Bossenz staunt in seinem Kommentar über die Zufriedenheit zweier katholischer Geistlicher, des ehemaligen Tübinger Theologieprofessors Hans Küng und des Erzbischofs von Berlin, Georg Kardinal Sterzinsky.

Warum sind die zwei zufrieden?

Wegen des Papstes.

‘Neues Deutschland’ berichtet, daß Hans Küng die Welt nach dem ersten Amtsjahr von Papst Benedikt XVI. habe wissen lassen, daß „sich die schlimmsten Befürchtungen nicht bestätigt“ hätten.

Das sei ein merkwürdiges Lob aus dem Mund des „katholischen Reformtheologen“ – erklärt ‘Neues Deutschland’.

Schließlich habe Joseph Ratzinger als Präfekt der Glaubenskongregation mehr als 23 Jahre Zeit gehabt, „die dogmatischen Grundpfeiler der Kirche in seinem Sinne festzurammen“.

Ist Benedikt XVI. der Erfinder der katholischen Dogmatik, so wie sich damals Karl von Trier den Marxismus aus den Fingern sog?

Noch mehr erstaunt Bossenz das Lob von Kardinal Sterzinsky.

Dieser habe gemeint, daß die Wahl des deutschen Papstes „für Deutschlands Rolle in der Welt von befreiender Kraft“ gewesen sei.

Damit sei Deutschland nun endgültig rehabilitiert – so der Kardinal.

Man könne „Deutschlands Rolle in der Welt“ und seine „Rehabilitierung“ unterschiedlich sehen, glaubt ‘Neues Deutschland’:

„Doch warum soll dafür der Chef einer zutiefst undemokratischen, sich weltweit Einmischung bis in das Privatleben anmaßenden religiösen Organisation der Maßstab sein?“ – fragt die Zeitung.

Du sagst es, unrehabilitiertes (Neues) Deutschland!

In Sachen „Demokratie“ kann die Kirche zweifellos nicht mit jenen Kreisen mithalten, die vierzig Jahre lang die Deutsche Demokratische Republik ideologisch gestützt haben.

Aber das unrehabilitierte (Neue) Deutschland beschränkt sich nicht auf eine Demokratieschelte. Es stellt auch richtig fest, daß der deutsche Paß des damaligen Kardinals Ratzinger bei seiner Wahl zum Papst eher eine untergeordnete Rolle gespielt habe.

Was waren die wirklichen Gründe für die Wahl von Benedikt XVI.?

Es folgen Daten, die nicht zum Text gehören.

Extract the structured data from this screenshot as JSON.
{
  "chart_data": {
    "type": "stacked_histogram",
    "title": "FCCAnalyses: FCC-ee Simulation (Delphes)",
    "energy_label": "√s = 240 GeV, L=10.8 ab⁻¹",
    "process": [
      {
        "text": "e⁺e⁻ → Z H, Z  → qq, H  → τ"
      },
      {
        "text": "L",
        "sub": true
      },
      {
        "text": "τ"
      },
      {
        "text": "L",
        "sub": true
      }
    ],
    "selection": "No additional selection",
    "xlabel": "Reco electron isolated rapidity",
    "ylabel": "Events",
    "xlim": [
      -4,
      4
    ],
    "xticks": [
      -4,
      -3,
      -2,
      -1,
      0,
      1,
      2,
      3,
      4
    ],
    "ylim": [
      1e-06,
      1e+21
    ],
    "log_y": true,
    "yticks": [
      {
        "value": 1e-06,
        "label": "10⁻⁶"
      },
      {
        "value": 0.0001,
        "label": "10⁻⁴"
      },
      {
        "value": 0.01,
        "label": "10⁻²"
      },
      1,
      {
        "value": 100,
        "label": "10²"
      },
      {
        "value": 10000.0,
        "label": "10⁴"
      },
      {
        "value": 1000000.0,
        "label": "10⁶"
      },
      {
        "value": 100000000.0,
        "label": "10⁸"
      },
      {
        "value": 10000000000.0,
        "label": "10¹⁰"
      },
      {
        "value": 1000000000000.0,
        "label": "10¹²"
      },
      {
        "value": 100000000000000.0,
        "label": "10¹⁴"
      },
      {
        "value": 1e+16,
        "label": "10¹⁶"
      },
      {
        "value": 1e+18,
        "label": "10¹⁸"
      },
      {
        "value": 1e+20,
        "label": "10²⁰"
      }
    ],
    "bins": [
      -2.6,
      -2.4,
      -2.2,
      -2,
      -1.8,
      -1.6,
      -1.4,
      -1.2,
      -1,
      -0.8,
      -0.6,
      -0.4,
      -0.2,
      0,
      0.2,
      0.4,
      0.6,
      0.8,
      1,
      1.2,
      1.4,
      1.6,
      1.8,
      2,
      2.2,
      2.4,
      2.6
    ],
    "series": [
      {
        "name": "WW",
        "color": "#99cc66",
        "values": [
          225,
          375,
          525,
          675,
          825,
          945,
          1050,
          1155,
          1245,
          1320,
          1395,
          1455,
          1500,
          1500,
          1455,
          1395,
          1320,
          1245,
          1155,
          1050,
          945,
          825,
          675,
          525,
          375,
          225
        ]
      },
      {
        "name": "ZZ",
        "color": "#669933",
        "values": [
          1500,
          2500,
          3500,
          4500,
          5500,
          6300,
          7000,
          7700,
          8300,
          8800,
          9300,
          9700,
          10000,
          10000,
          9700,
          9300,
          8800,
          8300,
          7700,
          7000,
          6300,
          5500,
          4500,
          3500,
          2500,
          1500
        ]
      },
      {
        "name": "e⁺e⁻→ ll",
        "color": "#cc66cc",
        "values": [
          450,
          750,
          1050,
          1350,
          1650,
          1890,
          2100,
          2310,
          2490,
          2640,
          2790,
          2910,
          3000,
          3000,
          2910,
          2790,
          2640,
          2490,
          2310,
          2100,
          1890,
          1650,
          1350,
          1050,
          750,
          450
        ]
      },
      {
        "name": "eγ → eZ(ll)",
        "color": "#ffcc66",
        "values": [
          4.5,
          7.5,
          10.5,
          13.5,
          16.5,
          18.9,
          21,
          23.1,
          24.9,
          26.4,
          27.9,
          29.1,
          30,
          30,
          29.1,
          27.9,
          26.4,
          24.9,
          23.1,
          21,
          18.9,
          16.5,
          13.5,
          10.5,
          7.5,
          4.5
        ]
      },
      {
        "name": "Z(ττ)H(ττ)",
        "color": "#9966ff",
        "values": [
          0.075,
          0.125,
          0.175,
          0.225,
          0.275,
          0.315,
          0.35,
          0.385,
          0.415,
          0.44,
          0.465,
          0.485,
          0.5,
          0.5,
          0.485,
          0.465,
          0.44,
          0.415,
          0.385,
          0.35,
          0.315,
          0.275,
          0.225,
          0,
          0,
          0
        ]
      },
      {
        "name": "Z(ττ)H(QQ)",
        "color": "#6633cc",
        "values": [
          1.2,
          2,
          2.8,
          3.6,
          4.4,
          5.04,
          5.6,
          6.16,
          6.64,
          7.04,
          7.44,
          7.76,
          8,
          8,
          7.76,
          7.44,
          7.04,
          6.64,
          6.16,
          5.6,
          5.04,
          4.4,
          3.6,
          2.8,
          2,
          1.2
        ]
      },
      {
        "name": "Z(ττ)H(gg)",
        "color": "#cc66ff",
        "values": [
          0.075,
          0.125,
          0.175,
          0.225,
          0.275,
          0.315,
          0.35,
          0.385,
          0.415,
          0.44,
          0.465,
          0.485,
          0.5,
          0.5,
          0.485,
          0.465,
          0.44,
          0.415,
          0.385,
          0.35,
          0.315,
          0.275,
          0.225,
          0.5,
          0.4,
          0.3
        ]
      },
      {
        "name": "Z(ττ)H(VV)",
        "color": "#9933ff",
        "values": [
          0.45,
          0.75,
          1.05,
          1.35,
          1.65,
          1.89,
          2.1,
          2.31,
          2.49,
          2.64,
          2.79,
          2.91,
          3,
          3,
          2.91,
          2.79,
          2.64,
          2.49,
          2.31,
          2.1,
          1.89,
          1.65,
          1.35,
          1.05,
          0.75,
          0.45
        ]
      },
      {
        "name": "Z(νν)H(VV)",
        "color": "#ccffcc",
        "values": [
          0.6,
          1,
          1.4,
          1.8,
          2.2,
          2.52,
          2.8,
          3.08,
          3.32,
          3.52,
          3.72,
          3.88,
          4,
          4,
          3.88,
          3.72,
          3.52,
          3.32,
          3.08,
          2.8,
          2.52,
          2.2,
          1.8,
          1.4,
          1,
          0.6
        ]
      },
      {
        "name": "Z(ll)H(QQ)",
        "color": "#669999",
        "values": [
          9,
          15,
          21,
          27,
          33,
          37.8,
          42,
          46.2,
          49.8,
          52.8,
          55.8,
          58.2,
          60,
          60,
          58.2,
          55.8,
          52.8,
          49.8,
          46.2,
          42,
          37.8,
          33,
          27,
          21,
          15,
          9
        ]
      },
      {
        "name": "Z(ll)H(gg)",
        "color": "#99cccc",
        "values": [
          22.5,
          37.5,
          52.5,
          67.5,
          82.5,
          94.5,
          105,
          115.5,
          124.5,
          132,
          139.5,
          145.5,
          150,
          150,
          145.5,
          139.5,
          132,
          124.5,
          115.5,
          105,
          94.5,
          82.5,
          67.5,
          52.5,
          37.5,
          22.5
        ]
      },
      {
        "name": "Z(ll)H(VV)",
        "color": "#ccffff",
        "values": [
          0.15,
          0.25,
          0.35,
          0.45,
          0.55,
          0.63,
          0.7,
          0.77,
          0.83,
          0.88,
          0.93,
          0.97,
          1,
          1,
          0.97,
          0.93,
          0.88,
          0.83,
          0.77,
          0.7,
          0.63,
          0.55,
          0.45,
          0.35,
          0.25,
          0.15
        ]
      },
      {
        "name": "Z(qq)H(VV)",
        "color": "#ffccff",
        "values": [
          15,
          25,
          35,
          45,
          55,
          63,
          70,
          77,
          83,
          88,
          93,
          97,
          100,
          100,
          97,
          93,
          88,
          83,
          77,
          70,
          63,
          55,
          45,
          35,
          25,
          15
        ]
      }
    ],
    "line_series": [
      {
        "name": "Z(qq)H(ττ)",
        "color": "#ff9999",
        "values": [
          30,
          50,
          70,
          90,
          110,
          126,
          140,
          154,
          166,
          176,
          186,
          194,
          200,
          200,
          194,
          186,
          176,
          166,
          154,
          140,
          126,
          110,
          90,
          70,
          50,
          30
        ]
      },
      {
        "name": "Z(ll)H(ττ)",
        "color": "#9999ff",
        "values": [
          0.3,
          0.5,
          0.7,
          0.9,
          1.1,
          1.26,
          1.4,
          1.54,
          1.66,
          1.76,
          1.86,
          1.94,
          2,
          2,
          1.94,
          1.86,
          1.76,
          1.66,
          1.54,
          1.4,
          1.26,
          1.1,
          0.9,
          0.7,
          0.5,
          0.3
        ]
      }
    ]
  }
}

Wieder weiß ‘Neues Deutschland’ die Antwort:

„Er wurde gewählt, weil er unter den Kandidaten die beste Gewähr dafür bot, daß die Rom-Kirche bleibt, was sie seit Jahrhunderten ist: eine Glaubensdiktatur mit absolutistischem Anspruch.“

O unrehabilitiertes – Neues – Deutschland: Du bist vom Himmelreich nicht weit weg.

Denn wenn der Glaube nicht von dieser Welt ist, dann gibt es tatsächlich keinen Grund, daran demokratisch herumzuflicken. Dann ist der heilige Glaube vielmehr wie ein Schatz im Acker, für den man absolut alles verkaufen muß, um ihn zu besitzen.

Demokratie ist von Menschen gemacht und entsprechend sieht es in unseren sogenannten Demokratien und bei unseren sogenannten demokratischen Politikern aus.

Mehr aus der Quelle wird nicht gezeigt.